En tales condiciones, el juego institucional desaparece, los controles se evaporan y la oposición desempeña un papel meramente decorativo, cuando no es reducida y condenada a la conspiración. Sáenz podrá sentirse más o menos cómodo con un esquema de poder que lo tenga a él como sujeto único, pero esa misma comodidad se convertirá en picazón cuando el gobernante omnímodo se dé cuenta de que el poder absorbente lo aleja de la Constitución y lo convierte en un agente del autoritarismo.

Lamentablemente, al Gobernador (así como a su Vicegobernador y a otros altos cargos del gobierno) se le ve cada vez más firme y seguro, en lo que habla, en lo que escribe, en las decisiones que adopta. Y digo que es lamentable porque el gobierno de Salta se debe necesariamente llevar con mano temblorosa, porque son muchos los intereses en juego y el gobierno tiene encomendada la difícil tarea de identificar el interés general entre una maraña de intereses particulares.

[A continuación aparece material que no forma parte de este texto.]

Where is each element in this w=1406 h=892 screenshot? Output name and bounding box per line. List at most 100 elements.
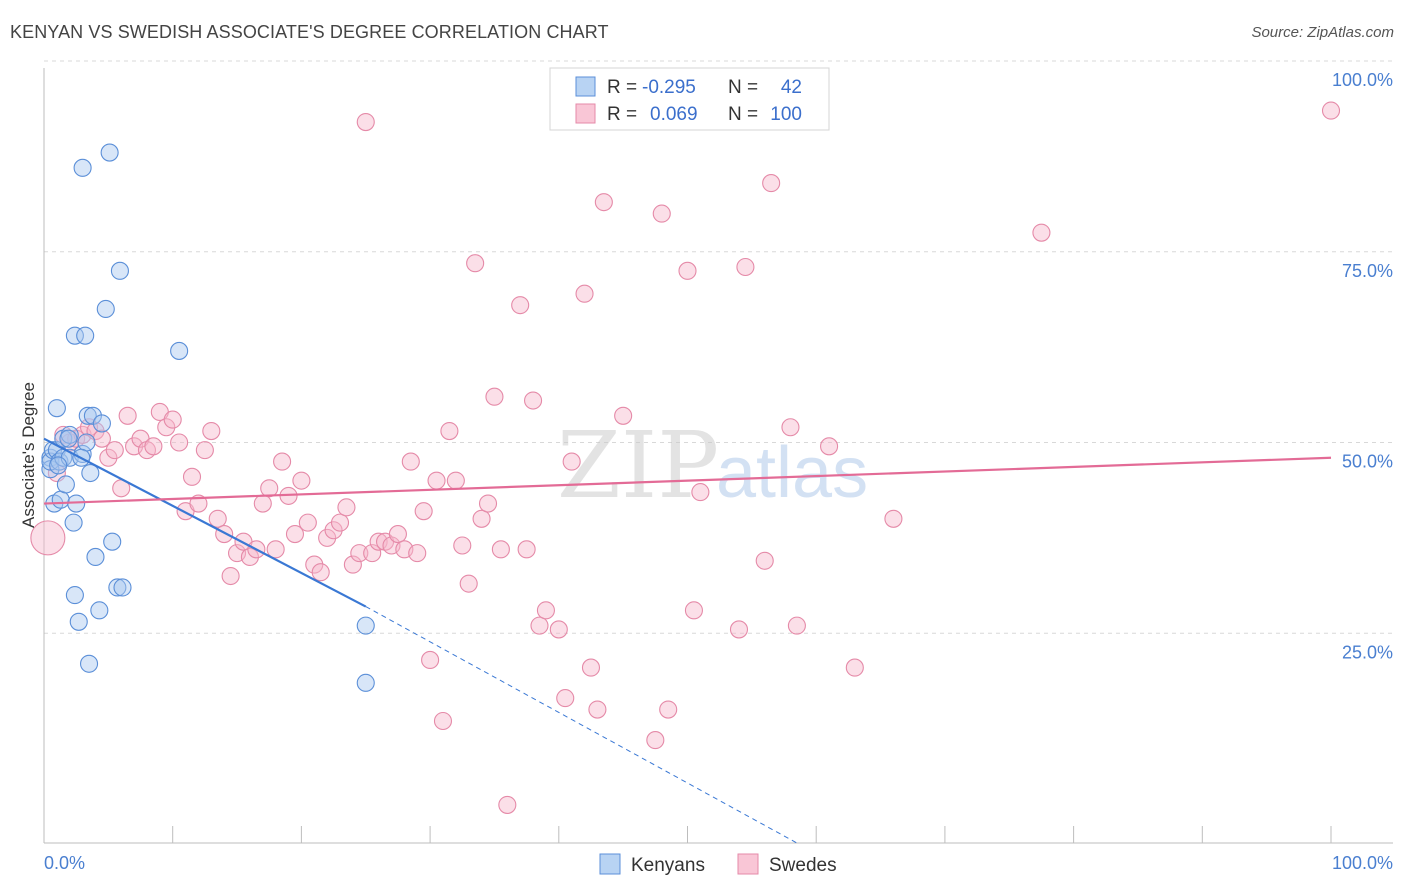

Desgraciadamente (y aquí ya no me lamento) muchas veces el gobierno confunde el interés general con su propio interés, y allí comienza esa espantosa tragedia cívica que termina apartando al soberano de las decisiones políticas.

Sáenz no solo tiene que saber rectificar, como lo ha hecho con la estrategia frente al coronavirus; tiene que hacerlo tantas veces como sea necesario, para despegar su figura de las de sus aviesos antecesores, que solo se ocuparon de ellos mismos y convirtieron a Salta es un gran desván de cosas viejas, inútiles e inservibles.

En estos tiempos tan convulsos en que vivimos, solo Sáenz puede proceder al «descacharrado institucional» que Salta demanda a gritos.

Pero no lo podrá hacer si se empeña en tener un gobierno fuerte, dotado de un poder inmenso, porque la sensación que provoca esta perversión es precisamente la que impide ver los problemas y resolverlos. Cuando el poder se convierte en un problema en sí mismo, la autosuficiencia que genera su posesión total, termina creando problemas allí donde antes solo había soluciones.

Creo, sinceramente, que don Gustavo Sáenz debería hacérselo mirar.